If you want the closest thing to Mint resurrected, go to Monarch Money — it was literally built for you. If you want the most beautiful app and use only iOS, choose Copilot. If your real problem was that Mint showed you the damage but never helped you change anything, switch to YNAB and commit to learning the method. If you mainly used Mint for net worth and investment tracking, Empower's free tier is better than Mint ever was. If you're on a debt payoff plan, EveryDollar is built around that. If you want the indie, privacy-respecting path, Actual Budget or Lunch Money will fit. And if you want to keep things free and simple without learning anything new, PocketGuard is the gentlest landing.

Frequently Asked Questions

QWhy did Mint shut down and where did everyone go?
Intuit shut down Mint on March 23, 2024 to consolidate users into Credit Karma, which doesn't do budgeting. Most Mint users migrated to Monarch Money (built by ex-Mint staff), Copilot, Rocket Money, or Empower depending on whether they cared more about budgeting, design, subscriptions, or investments.
QIs there any free Mint alternative that actually works?
Yes, but with tradeoffs. Empower is free and excellent for investments and net worth. Rocket Money and PocketGuard offer real free tiers for budgeting with paid upsells. Goodbudget is free for solo users but requires manual entry.
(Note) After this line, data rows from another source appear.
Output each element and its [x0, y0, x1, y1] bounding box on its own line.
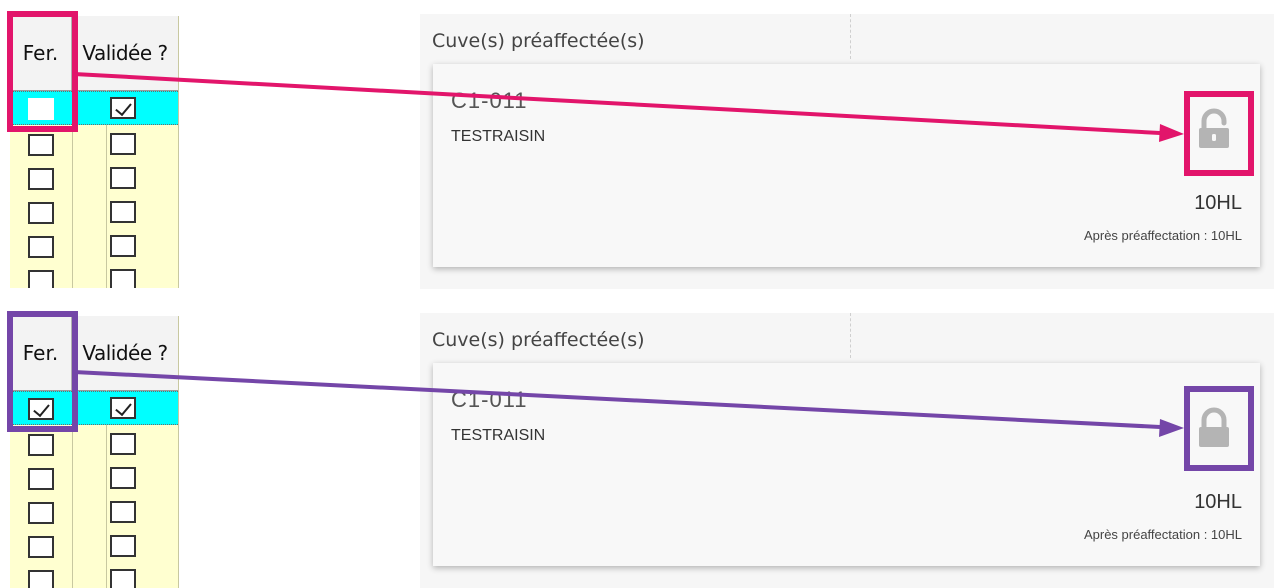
fer-checkbox[interactable]: [28, 134, 54, 156]
grid-top: Fer. Validée ?: [10, 16, 179, 288]
validee-checkbox[interactable]: [110, 167, 136, 189]
fer-checkbox[interactable]: [28, 468, 54, 490]
table-row-selected[interactable]: [10, 391, 178, 425]
tank-card[interactable]: C1-011 TESTRAISIN 10HL Après préaffectat…: [433, 363, 1260, 566]
grid-header: Fer. Validée ?: [10, 316, 178, 391]
validee-checkbox[interactable]: [110, 97, 136, 119]
tank-label: TESTRAISIN: [451, 427, 546, 444]
table-row[interactable]: [10, 530, 178, 564]
validee-checkbox[interactable]: [110, 467, 136, 489]
tank-label: TESTRAISIN: [451, 128, 546, 145]
column-header-fer[interactable]: Fer.: [10, 16, 72, 90]
fer-checkbox[interactable]: [28, 236, 54, 258]
tank-code: C1-011: [451, 387, 528, 412]
lock-closed-icon[interactable]: [1189, 403, 1243, 457]
fer-checkbox[interactable]: [28, 168, 54, 190]
column-header-validee[interactable]: Validée ?: [72, 16, 178, 90]
validee-checkbox[interactable]: [110, 397, 136, 419]
section-title: Cuve(s) préaffectée(s): [432, 329, 645, 351]
grid-header: Fer. Validée ?: [10, 16, 178, 91]
divider: [850, 14, 851, 59]
fer-checkbox[interactable]: [28, 270, 54, 288]
validee-checkbox[interactable]: [110, 133, 136, 155]
tank-volume: 10HL: [1194, 491, 1242, 513]
fer-checkbox[interactable]: [28, 536, 54, 558]
table-row-selected[interactable]: [10, 91, 178, 125]
lock-open-icon[interactable]: [1189, 104, 1243, 158]
table-row[interactable]: [10, 230, 178, 264]
column-header-fer[interactable]: Fer.: [10, 316, 72, 390]
fer-checkbox[interactable]: [28, 434, 54, 456]
table-row[interactable]: [10, 196, 178, 230]
validee-checkbox[interactable]: [110, 569, 136, 588]
table-row[interactable]: [10, 428, 178, 462]
table-row[interactable]: [10, 128, 178, 162]
column-header-validee[interactable]: Validée ?: [72, 316, 178, 390]
section-title: Cuve(s) préaffectée(s): [432, 30, 645, 52]
validee-checkbox[interactable]: [110, 235, 136, 257]
fer-checkbox[interactable]: [28, 398, 54, 420]
grid-bottom: Fer. Validée ?: [10, 316, 179, 588]
panel-top: Cuve(s) préaffectée(s) C1-011 TESTRAISIN…: [420, 14, 1274, 289]
fer-checkbox[interactable]: [28, 502, 54, 524]
fer-checkbox[interactable]: [28, 570, 54, 588]
validee-checkbox[interactable]: [110, 201, 136, 223]
table-row[interactable]: [10, 564, 178, 588]
fer-checkbox[interactable]: [28, 202, 54, 224]
fer-checkbox[interactable]: [28, 98, 54, 120]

There is no free, fully-featured, auto-syncing Mint clone — the economics don't support it without a paid tier.
QCan I import my Mint transaction history into a new app?
Mint allowed CSV export before shutdown, and Monarch, Copilot, Tiller, Actual Budget, and Lunch Money all support CSV import to varying degrees. Monarch even built a dedicated Mint import flow. Custom categories and tags often don't transfer cleanly — expect to spend an hour or two cleaning up after import.
QWhat's the best Mint alternative for couples or families?
Monarch Money supports household accounts and was designed for shared finances from day one. Goodbudget's envelope sharing works well if you prefer manual control. YNAB also handles couples well, particularly for joint goal-setting. Avoid Copilot for this — it's currently single-user.
QWill any of these apps shut down like Mint did?
Mint's shutdown was unusual — Intuit decided it didn't fit their portfolio. Of the alternatives, Quicken's Simplifi is backed by a 40-year-old company, YNAB has been profitable and independent since 2004, and Actual Budget is open source so it cannot truly disappear. The newer venture-backed apps (Monarch, Copilot, Lunch Money) carry more risk, though all are currently growing and well-funded.
Our Verdict
The Best Mint Alternative For You
If you want the closest thing to Mint resurrected, go to Monarch Money — it was literally built for you. If you want the most beautiful app and use only iOS, choose Copilot. If your real problem was that Mint showed you the damage but never helped you change anything, switch to YNAB and commit to learning the method. If you mainly used Mint for net worth and investment tracking, Empower's free tier is better than Mint ever was. If you're on a debt payoff plan, EveryDollar is built around that. If you want the indie, privacy-respecting path, Actual Budget or Lunch Money will fit. And if you want to keep things free and simple without learning anything new, PocketGuard is the gentlest landing.